Doris Wambui, an agricultural officer at the Wambugu Farm Agricultural Training Centre in Nyeri, says pens should be sterilised after every two weeks, especially if the floor is cemented, besides the normal cleaning.
“Pens with laying chicken should be sterilised more often,” she advises, adding that the bleaching solutions should be used to clean all poultry and rabbit feeding and water troughs as well as one should spray the roofs of the structures to kill parasites.
He vaccinates his poultry against Gumboro, Newcastle, fowl pox and fowl typhoid. The chickens are also dewormed regularly.
On the other hand, rabbits are vaccinated after every two weeks against mucoid enteropathy and bloat diseases.
The diseases are caused by poor hygiene in rabbit structures and by giving them succulent foliage. “I vaccinate because I cannot be 100 per cent sure of hygiene in the pens. Vaccinating the rabbits prevents the diseases.”
Gitahi went into poultry and rabbit farming in 2011, investing into the project a Sh300,000 loan he took from a dairy cooperative society in Nyeri. He had been practising dairy farming for about two years, keeping six Friesian cows.

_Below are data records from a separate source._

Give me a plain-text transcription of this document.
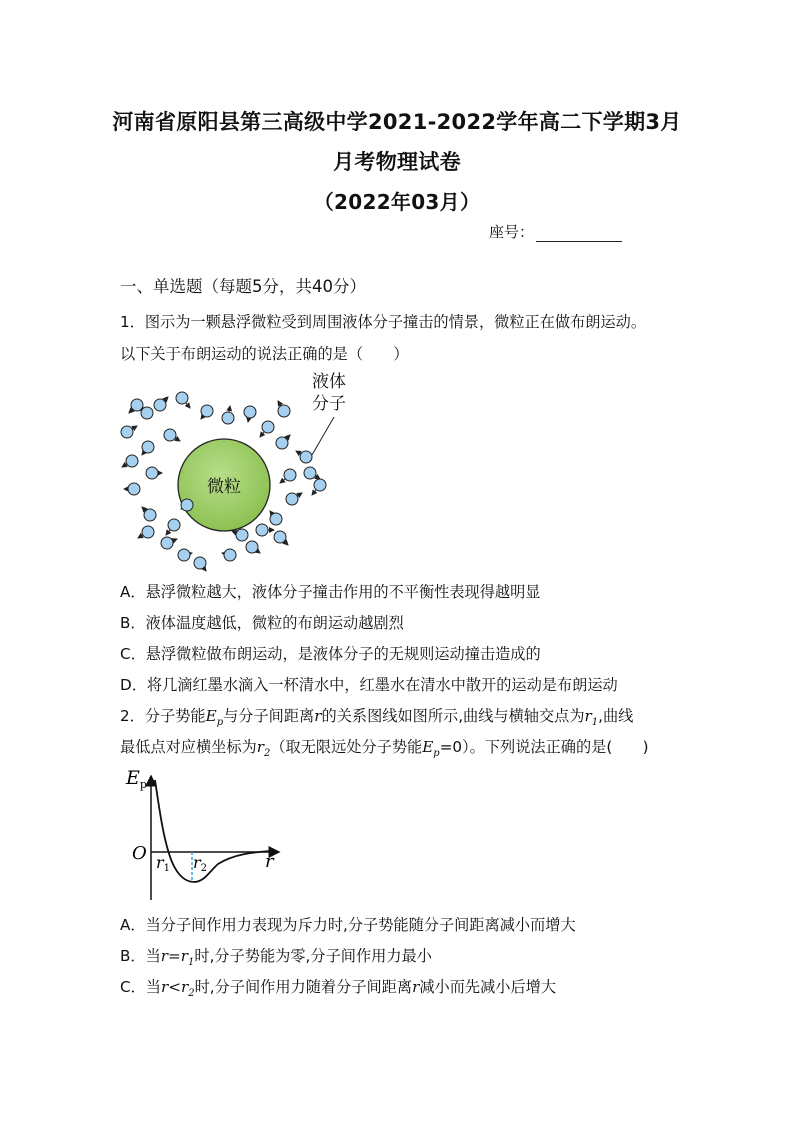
河南省原阳县第三高级中学2021-2022学年高二下学期3月
月考物理试卷
（2022年03月）
座号：
一、单选题（每题5分，共40分）
1．图示为一颗悬浮微粒受到周围液体分子撞击的情景，微粒正在做布朗运动。
以下关于布朗运动的说法正确的是（　　）
微粒
液体
分子
A．悬浮微粒越大，液体分子撞击作用的不平衡性表现得越明显
B．液体温度越低，微粒的布朗运动越剧烈
C．悬浮微粒做布朗运动，是液体分子的无规则运动撞击造成的
D．将几滴红墨水滴入一杯清水中，红墨水在清水中散开的运动是布朗运动
2．分子势能$E_p$与分子间距离r的关系图线如图所示,曲线与横轴交点为$r_1$,曲线
最低点对应横坐标为$r_2$（取无限远处分子势能$E_p=0$）。下列说法正确的是(　　)
$E_p$
O	r
r1 r2
A．当分子间作用力表现为斥力时,分子势能随分子间距离减小而增大
B．当$r=r_1$时,分子势能为零,分子间作用力最小
C．当$r<r_2$时,分子间作用力随着分子间距离r减小而先减小后增大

However, due to challenges in getting feeds, his farm was small and the cost of milk was plummeting. That is when he decided to switch to chickens and rabbits after selling the cows in 2011, two years after venturing into the business.
He sells eggs in Nyeri and Nairobi at Sh20 while day-old chicks that he hatches sell for Sh120, month-olds for Sh250 and three-month-olds for Sh450.
On the other hand, he sells the rabbits to Rabbit Republic at four months, when they weigh between 3.5kg and 4kg, at Sh400 per kilo.